Hernina menyampaikan, aturan tersebut sudah diujicoba mulai 1 Maret 2024 di sejumlah kantor kepolisian. Kebijakan itu merupakan bentuk implementasi Peraturan Polri Nomor 6 Tahun 2023 tentang Penerbitan SKCK.
"Alur layanan SKCK antara lain pendaftaran, penyerahan berkas, verifikasi berkas, proses penerbitan SKCK dan terakhir pencetakan sekaligus penyerahan SKCK. Saat pendaftaran, pemohon melampirkan bukti keaktifan kepesertaan JKN," ucapnya.

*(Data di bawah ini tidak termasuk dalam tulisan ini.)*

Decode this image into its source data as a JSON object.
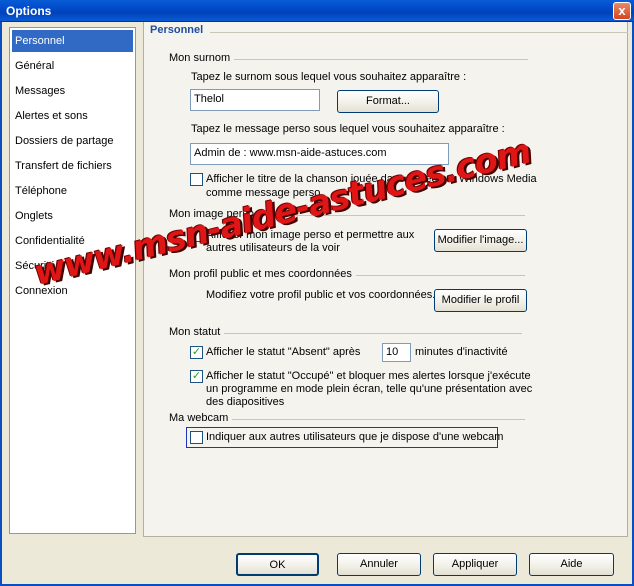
{
  "window": {
    "title": "Options",
    "close_label": "x"
  },
  "sidebar": {
    "items": [
      {
        "label": "Personnel",
        "selected": true
      },
      {
        "label": "Général"
      },
      {
        "label": "Messages"
      },
      {
        "label": "Alertes et sons"
      },
      {
        "label": "Dossiers de partage"
      },
      {
        "label": "Transfert de fichiers"
      },
      {
        "label": "Téléphone"
      },
      {
        "label": "Onglets"
      },
      {
        "label": "Confidentialité"
      },
      {
        "label": "Sécurité"
      },
      {
        "label": "Connexion"
      }
    ]
  },
  "panel": {
    "title": "Personnel",
    "surnom": {
      "group_label": "Mon surnom",
      "prompt": "Tapez le surnom sous lequel vous souhaitez apparaître :",
      "value": "Thelol",
      "format_button": "Format...",
      "message_prompt": "Tapez le message perso sous lequel vous souhaitez apparaître :",
      "message_value": "Admin de : www.msn-aide-astuces.com",
      "song_checkbox_label_1": "Afficher le titre de la chanson jouée dans le Lecteur Windows Media",
      "song_checkbox_label_2": "comme message perso",
      "song_checked": false
    },
    "image": {
      "group_label": "Mon image perso",
      "checkbox_label_1": "Afficher mon image perso et permettre aux",
      "checkbox_label_2": "autres utilisateurs de la voir",
      "checked": true,
      "modify_button": "Modifier l'image..."
    },
    "profil": {
      "group_label": "Mon profil public et mes coordonnées",
      "text": "Modifiez votre profil public et vos coordonnées.",
      "modify_button": "Modifier le profil"
    },
    "statut": {
      "group_label": "Mon statut",
      "absent_label": "Afficher le statut \"Absent\" après",
      "absent_checked": true,
      "minutes_value": "10",
      "minutes_suffix": "minutes d'inactivité",
      "occupe_label_1": "Afficher le statut \"Occupé\" et bloquer mes alertes lorsque j'exécute",
      "occupe_label_2": "un programme en mode plein écran, telle qu'une présentation avec",
      "occupe_label_3": "des diapositives",
      "occupe_checked": true
    },
    "webcam": {
      "group_label": "Ma webcam",
      "checkbox_label": "Indiquer aux autres utilisateurs que je dispose d'une webcam",
      "checked": false
    }
  },
  "footer": {
    "ok": "OK",
    "cancel": "Annuler",
    "apply": "Appliquer",
    "help": "Aide"
  },
  "watermark": "www.msn-aide-astuces.com",
  "colors": {
    "title_bar": "#0a5bd6",
    "selection": "#316ac5",
    "header_text": "#1f4e9c",
    "check": "#21a121"
  }
}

Selanjutnya petugas akan melakukan pengecekan melalui web portal berdasarkan Nomor Induk Kependudukan. Bagi pemohon yang belum menjadi peserta JKN, maka harus menunjukkan Virtual Account (VA) pendaftaran JKN.
“Sedangkan untuk pemohon yang telah menjadi peserta JKN namun tidak aktif karena memiliki tunggakan iuran, maka dapat menunjukkan bukti bayar pelunasan JKN atau bukti mengikuti cicilan iuran JKN," ujar Hernina.
Sebagai penyelenggara JKN, BPJS Kesehatan memberikan kemudahan dalam pendaftaran peserta melalui layanan digital yakni, aplikasi mobile JKN dan kanal Pelayanan Administrasi Melalui WhatsApp (Pandawa).
“Selanjutnya, peserta memilih fitur pendaftaran peserta baru dan peserta mengisi data pada field yang disediakan,” ucap Hernina.
Hernina berharap, adanya kebijakan ini turut mendorong warga mengaktifkan JKN atau BPJS Kesehatan, termasuk menyelesaikan tunggakan membayar bagi peserta BPJS Kesehatan.